Is Change Difficult?
Especially deep change. It’s a cultural thing to find it difficult. And so it is. Is it?
Coaching is about change, one way or another. [see: “Coaching is everywhere“]
Being a coach
Your opinion as a coach matters in this. If you think change is difficult, then you risk conveying this to the coachee.
In this – as always – your implicit conviction matters more than your explicit words or even your explicit conviction (the one you are consciously aware of). A deep belief is generally more powerful than a superficial one. If they are opposed to each other, the implicit will eventually have the most chances to prevail.
Being a coach, there is what you think you do, and there is what you do. Doesn’t that make it so much more interesting ― knowing it’s much about you?
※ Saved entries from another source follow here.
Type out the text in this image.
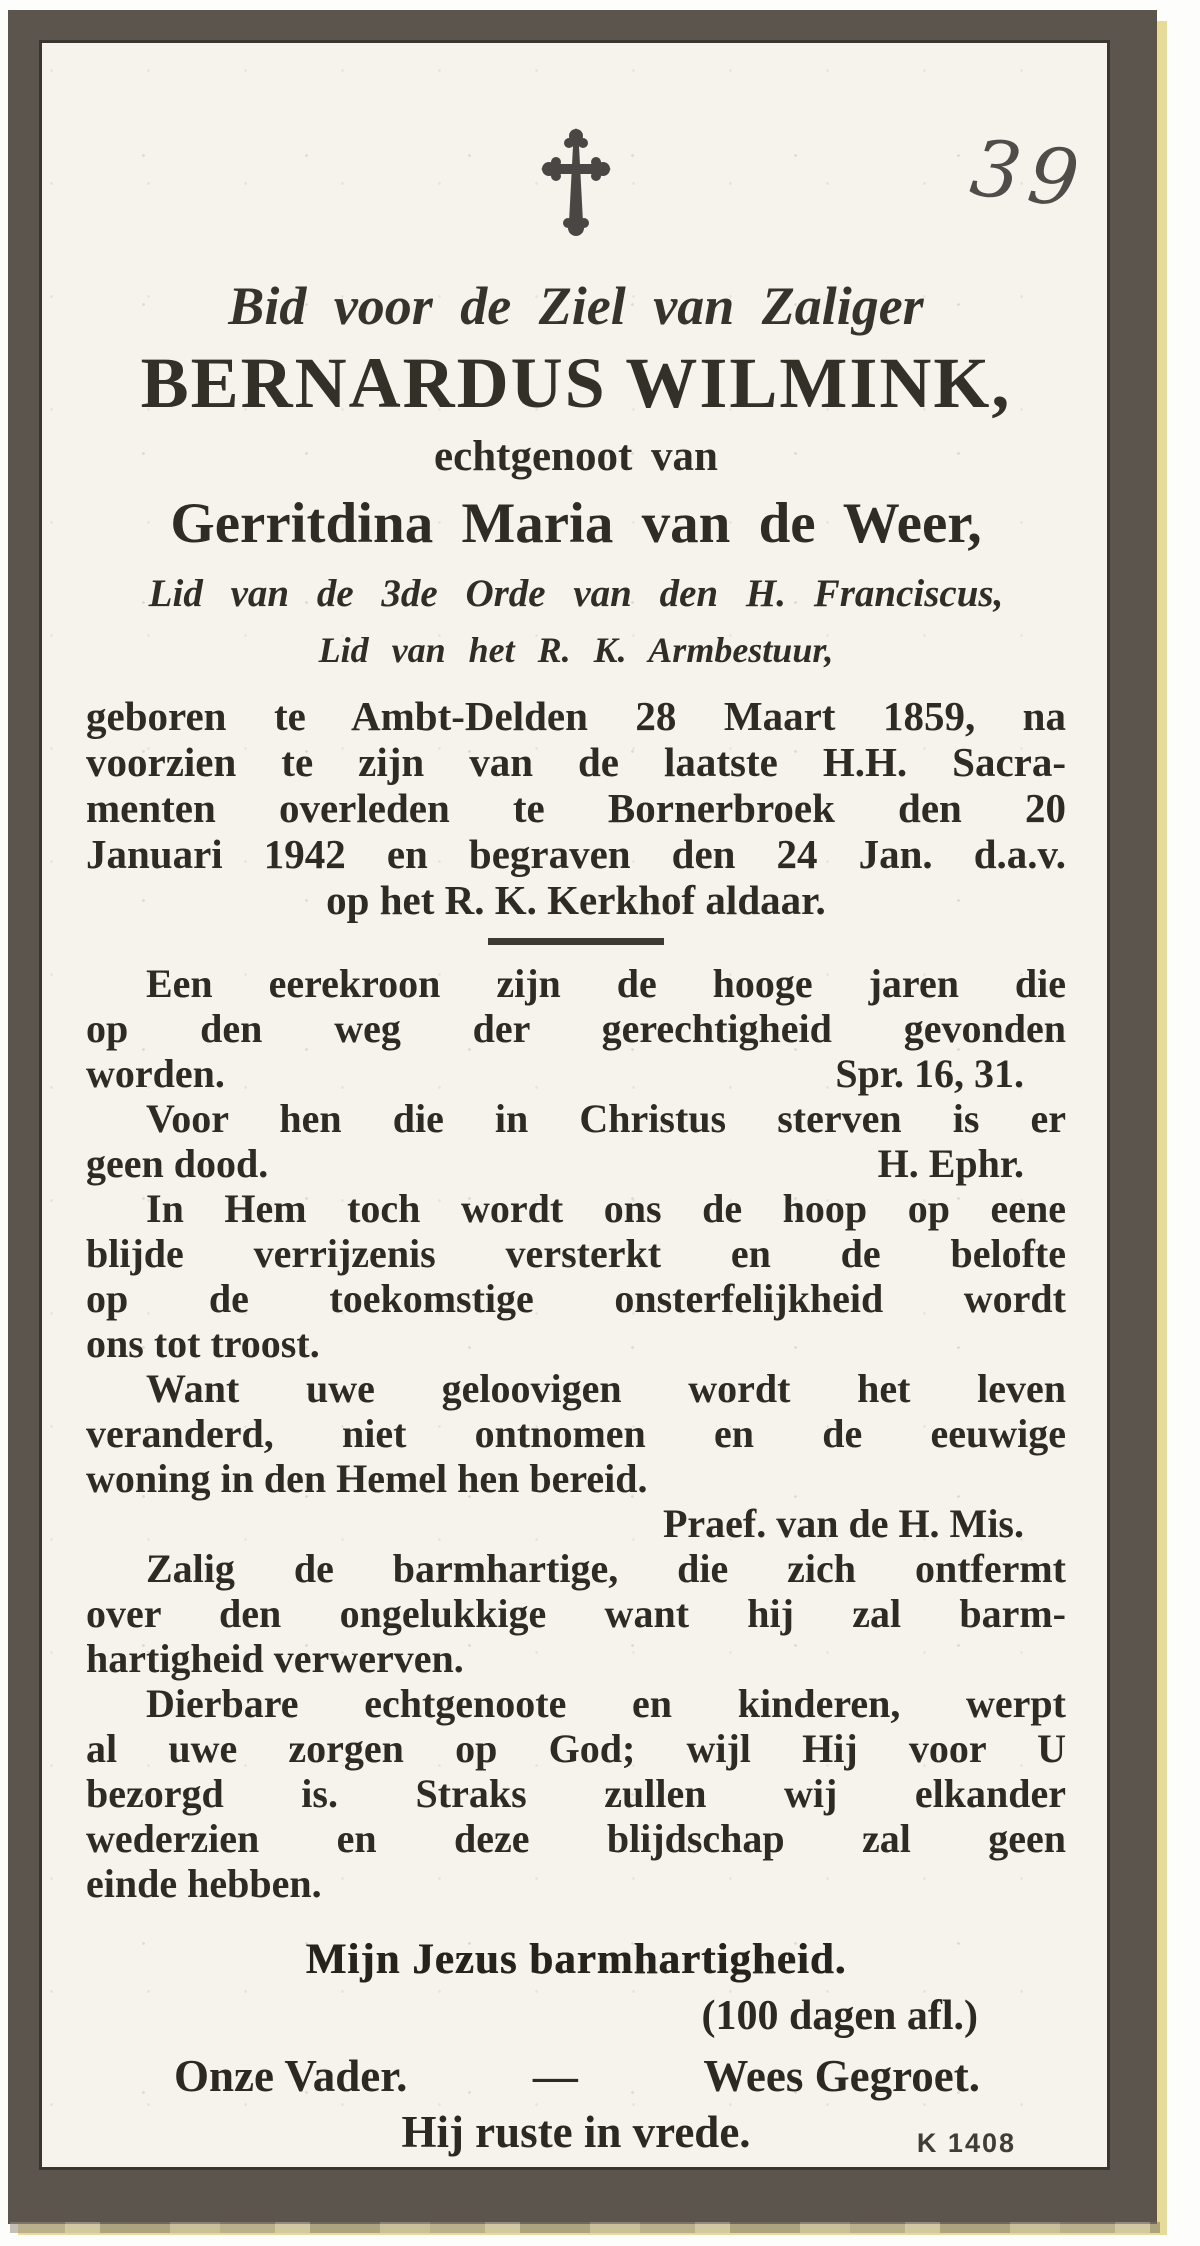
39
Bid voor de Ziel van Zaliger
BERNARDUS WILMINK,
echtgenoot van
Gerritdina Maria van de Weer,
Lid van de 3de Orde van den H. Franciscus,
Lid van het R. K. Armbestuur,
geboren te Ambt-Delden 28 Maart 1859, na
voorzien te zijn van de laatste H.H. Sacra-
menten overleden te Bornerbroek den 20
Januari 1942 en begraven den 24 Jan. d.a.v.
op het R. K. Kerkhof aldaar.
Een eerekroon zijn de hooge jaren die
op den weg der gerechtigheid gevonden
worden.	Spr. 16, 31.
Voor hen die in Christus sterven is er
geen dood.	H. Ephr.
In Hem toch wordt ons de hoop op eene
blijde verrijzenis versterkt en de belofte
op de toekomstige onsterfelijkheid wordt
ons tot troost.
Want uwe geloovigen wordt het leven
veranderd, niet ontnomen en de eeuwige
woning in den Hemel hen bereid.
Praef. van de H. Mis.
Zalig de barmhartige, die zich ontfermt
over den ongelukkige want hij zal barm-
hartigheid verwerven.
Dierbare echtgenoote en kinderen, werpt
al uwe zorgen op God; wijl Hij voor U
bezorgd is. Straks zullen wij elkander
wederzien en deze blijdschap zal geen
einde hebben.
Mijn Jezus barmhartigheid.
(100 dagen afl.)
Onze Vader.	—	Wees Gegroet.
Hij ruste in vrede.	K 1408
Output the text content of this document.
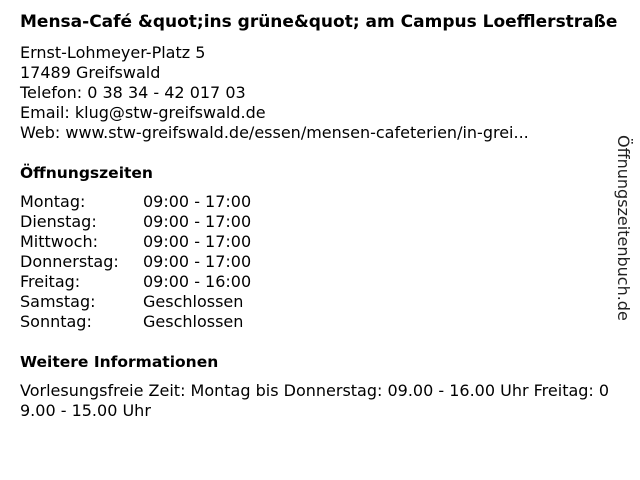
Mensa-Café &quot;ins grüne&quot; am Campus Loefflerstraße
Ernst-Lohmeyer-Platz 5
17489 Greifswald
Telefon: 0 38 34 - 42 017 03
Email: klug@stw-greifswald.de
Web: www.stw-greifswald.de/essen/mensen-cafeterien/in-grei...
Öffnungszeiten
Montag:	09:00 - 17:00
Dienstag:	09:00 - 17:00
Mittwoch:	09:00 - 17:00
Donnerstag:	09:00 - 17:00
Freitag:	09:00 - 16:00
Samstag:	Geschlossen
Sonntag:	Geschlossen
Weitere Informationen
Vorlesungsfreie Zeit: Montag bis Donnerstag: 09.00 - 16.00 Uhr Freitag: 09.00 - 15.00 Uhr
Öffnungszeitenbuch.de
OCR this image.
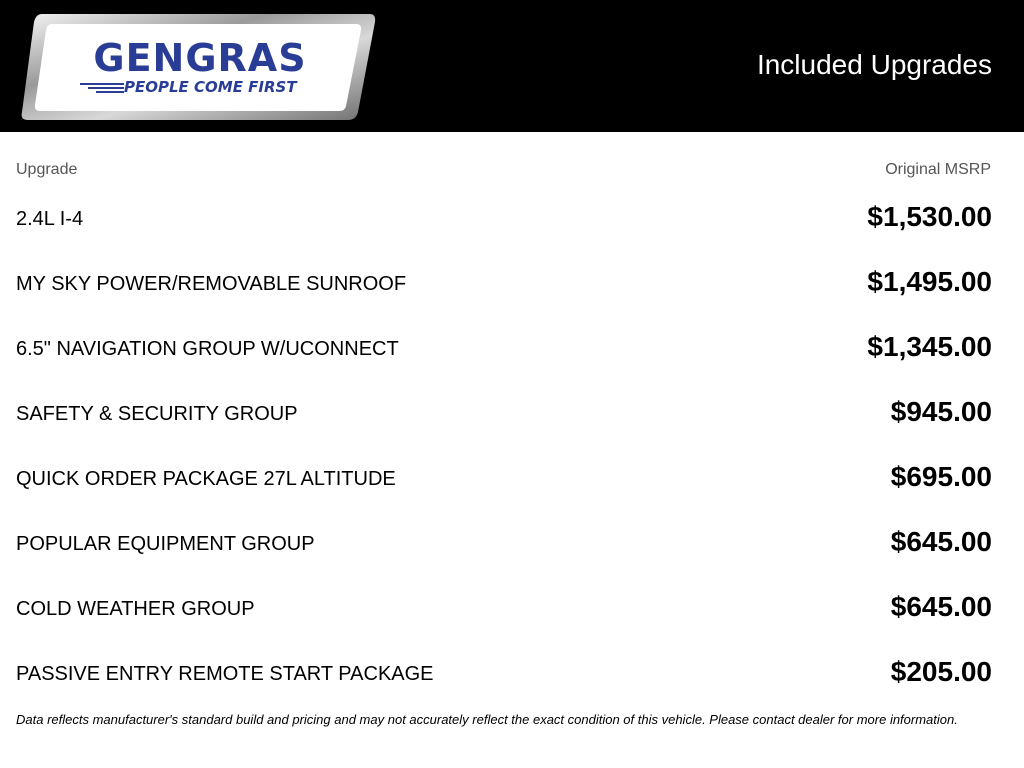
GENGRAS
PEOPLE COME FIRST
Included Upgrades
Upgrade	Original MSRP
2.4L I-4	$1,530.00
MY SKY POWER/REMOVABLE SUNROOF	$1,495.00
6.5" NAVIGATION GROUP W/UCONNECT	$1,345.00
SAFETY & SECURITY GROUP	$945.00
QUICK ORDER PACKAGE 27L ALTITUDE	$695.00
POPULAR EQUIPMENT GROUP	$645.00
COLD WEATHER GROUP	$645.00
PASSIVE ENTRY REMOTE START PACKAGE	$205.00
Data reflects manufacturer's standard build and pricing and may not accurately reflect the exact condition of this vehicle. Please contact dealer for more information.
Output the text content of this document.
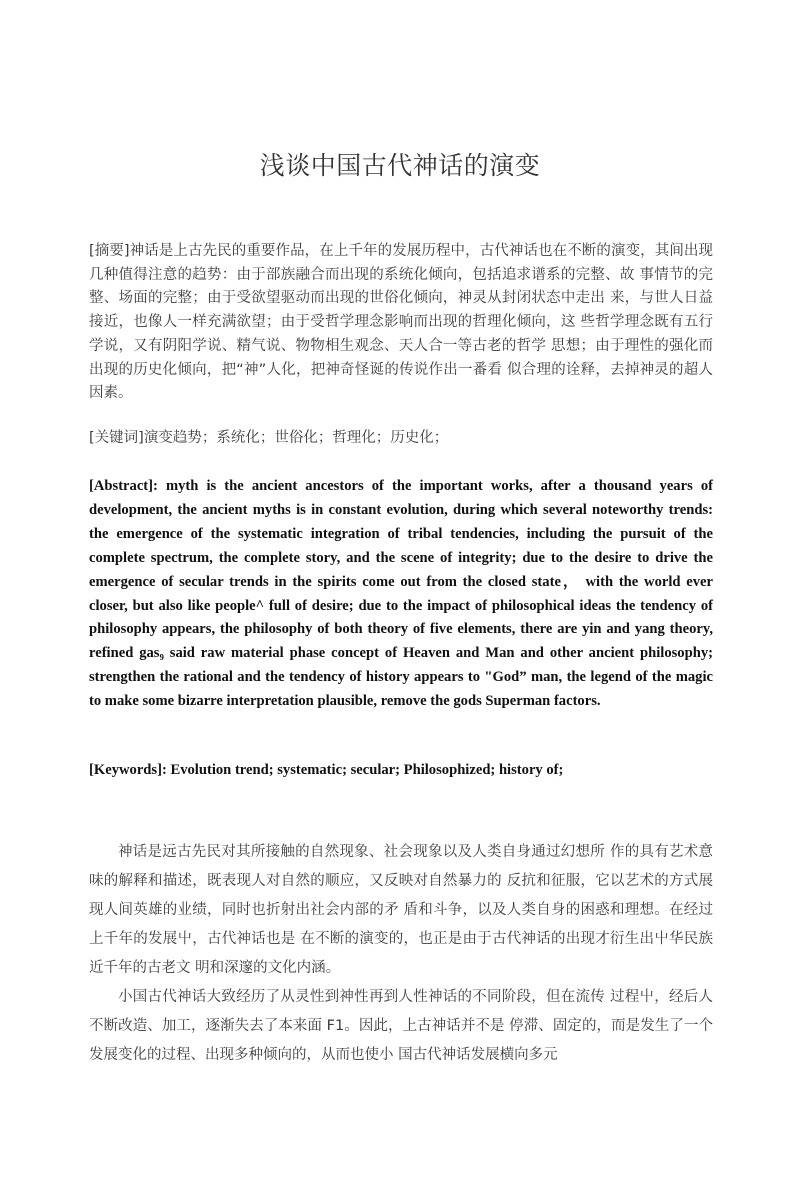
浅谈中国古代神话的演变

[摘要]神话是上古先民的重要作品，在上千年的发展历程中，古代神话也在不断的演变，其间出现几种值得注意的趋势：由于部族融合而出现的系统化倾向，包括追求谱系的完整、故 事情节的完整、场面的完整；由于受欲望驱动而出现的世俗化倾向，神灵从封闭状态中走出 来，与世人日益接近，也像人一样充满欲望；由于受哲学理念影响而出现的哲理化倾向，这 些哲学理念既有五行学说，又有阴阳学说、精气说、物物相生观念、天人合一等古老的哲学 思想；由于理性的强化而出现的历史化倾向，把“神”人化，把神奇怪诞的传说作出一番看 似合理的诠释，去掉神灵的超人因素。

[关键词]演变趋势；系统化；世俗化；哲理化；历史化；

[Abstract]: myth is the ancient ancestors of the important works, after a thousand years of development, the ancient myths is in constant evolution, during which several noteworthy trends: the emergence of the systematic integration of tribal tendencies, including the pursuit of the complete spectrum, the complete story, and the scene of integrity; due to the desire to drive the emergence of secular trends in the spirits come out from the closed state， with the world ever closer, but also like people^ full of desire; due to the impact of philosophical ideas the tendency of philosophy appears, the philosophy of both theory of five elements, there are yin and yang theory, refined gas₉ said raw material phase concept of Heaven and Man and other ancient philosophy; strengthen the rational and the tendency of history appears to "God” man, the legend of the magic to make some bizarre interpretation plausible, remove the gods Superman factors.

[Keywords]: Evolution trend; systematic; secular; Philosophized; history of;

神话是远古先民对其所接触的自然现象、社会现象以及人类自身通过幻想所 作的具有艺术意味的解释和描述，既表现人对自然的顺应，又反映对自然暴力的 反抗和征服，它以艺术的方式展现人间英雄的业绩，同时也折射出社会内部的矛 盾和斗争，以及人类自身的困惑和理想。在经过上千年的发展屮，古代神话也是 在不断的演变的，也正是由于古代神话的出现才衍生出屮华民族近千年的古老文 明和深邃的文化内涵。

小国古代神话大致经历了从灵性到神性再到人性神话的不同阶段，但在流传 过程屮，经后人不断改造、加工，逐渐失去了本来面 F1。因此，上古神话并不是 停滞、固定的，而是发生了一个发展变化的过程、出现多种倾向的，从而也使小 国古代神话发展横向多元
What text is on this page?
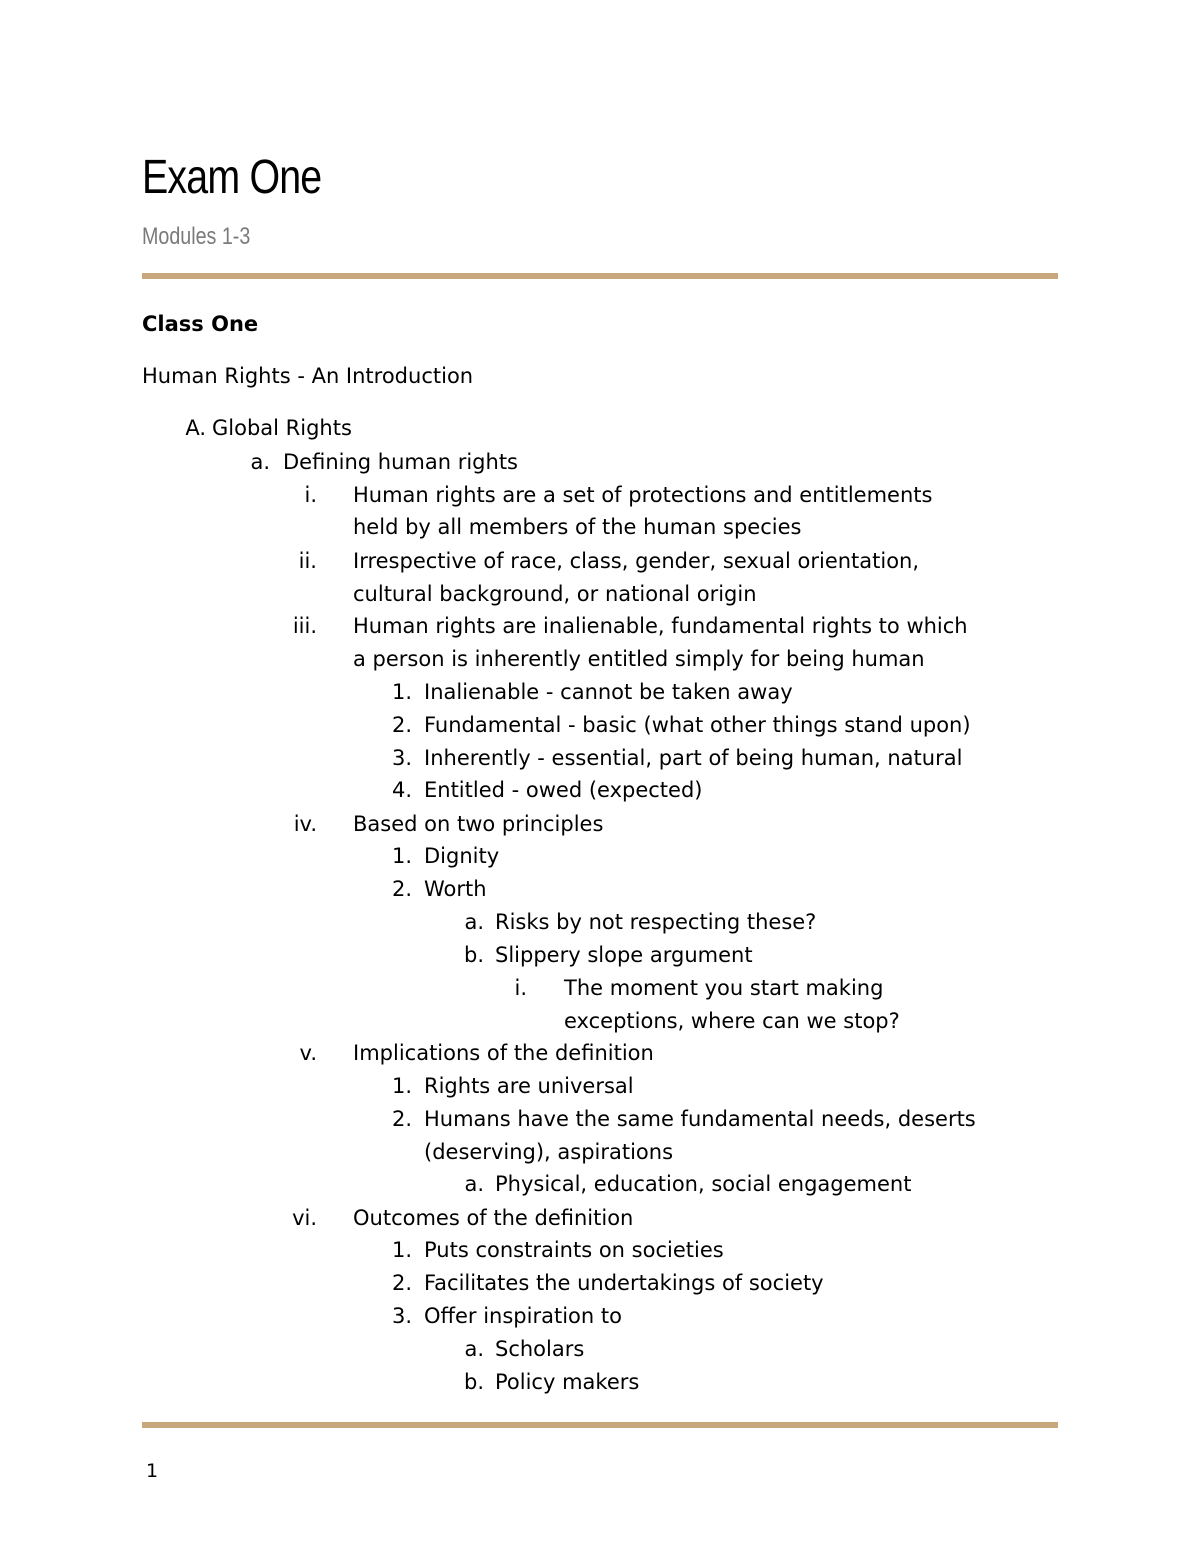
Exam One
Modules 1-3
Class One
Human Rights - An Introduction
A. Global Rights
a. Defining human rights
i. Human rights are a set of protections and entitlements
held by all members of the human species
ii. Irrespective of race, class, gender, sexual orientation,
cultural background, or national origin
iii. Human rights are inalienable, fundamental rights to which
a person is inherently entitled simply for being human
1. Inalienable - cannot be taken away
2. Fundamental - basic (what other things stand upon)
3. Inherently - essential, part of being human, natural
4. Entitled - owed (expected)
iv. Based on two principles
1. Dignity
2. Worth
a. Risks by not respecting these?
b. Slippery slope argument
i. The moment you start making
exceptions, where can we stop?
v. Implications of the definition
1. Rights are universal
2. Humans have the same fundamental needs, deserts
(deserving), aspirations
a. Physical, education, social engagement
vi. Outcomes of the definition
1. Puts constraints on societies
2. Facilitates the undertakings of society
3. Offer inspiration to
a. Scholars
b. Policy makers
1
The non-conscious makes change-from-outside difficult
That is because there are so many inner mental patterns intertwined and mutually connected in many complex ways, each acting somewhat from and for its place in the whole. [see: “The Non-Conscious is No Automaton“]
Changing one of these patterns brings about change in – sometimes many – others that maybe aren’t ready or willing to change. So there is what appears to be ‘resistance.’ Change may be tough this way.
Change from inside
From inside, change may still not be straightforward, but at least, if managed well, there is a trust that any change will come at its own pace, not forced. It’s an invitation, a suggestion. In the best case, it’s a suggestion that translates into a suggestion from inside.
Auto-suggestion
Indeed, that’s where it comes from: AU-RELIS.
Note that (auto-)suggestion has direction. It’s not chaotic. It invites change in a specific way. The organism (the non-conscious) is free to evolve in the most fitting manner. It is enticed to choose for itself the best path towards attaining the goal.
This way, energy is given to change, and obstacles are taken away from it.
That makes change a lot easier.
The difficulty (challenge) lies more in how to perform this autosuggestion-thing. OKAY. That’s where AURELIS wants to help as much as possible.
Most important in this is that the change should intimately belong to the changer. It should not be imposed. There should not be the intention to try to impose it ― a matter of ethics and efficiency.
The idea of difficult change
People generally aren’t used to the idea of autosuggestion or subconceptual nudging. This way, they don’t readily see the proper place for it (which is also not always everywhere).
This way, the idea is that change needs to be difficult ― and so it becomes.
Much of the difficulty lies in a lack of understanding how mind-brain is involved. [see: “Mental Change: How it Works“]
Coaching, again
Trying to convince your coachee through argumentation that ‘change is easy’ is bound to fail.
Luckily, you can use autosuggestion to let your coachee feel it. The two possible challenges in this are:
- coach-related: You should be implicitly convinced.
- coachee-related: You need to know how to use autosuggestion to reach the coachee from inside out, time and again. As said, this is the new challenge.
Did I say it was going to be easy?
No? Then I say it now. It’s very easy. [see: “Importance of Spontaneity“]
And at the same time, it’s very difficult. Even more, the difficulty comes first. It’s like forming a flower, and then it opens, and then it’s open.
If you feel this, you’re on your way.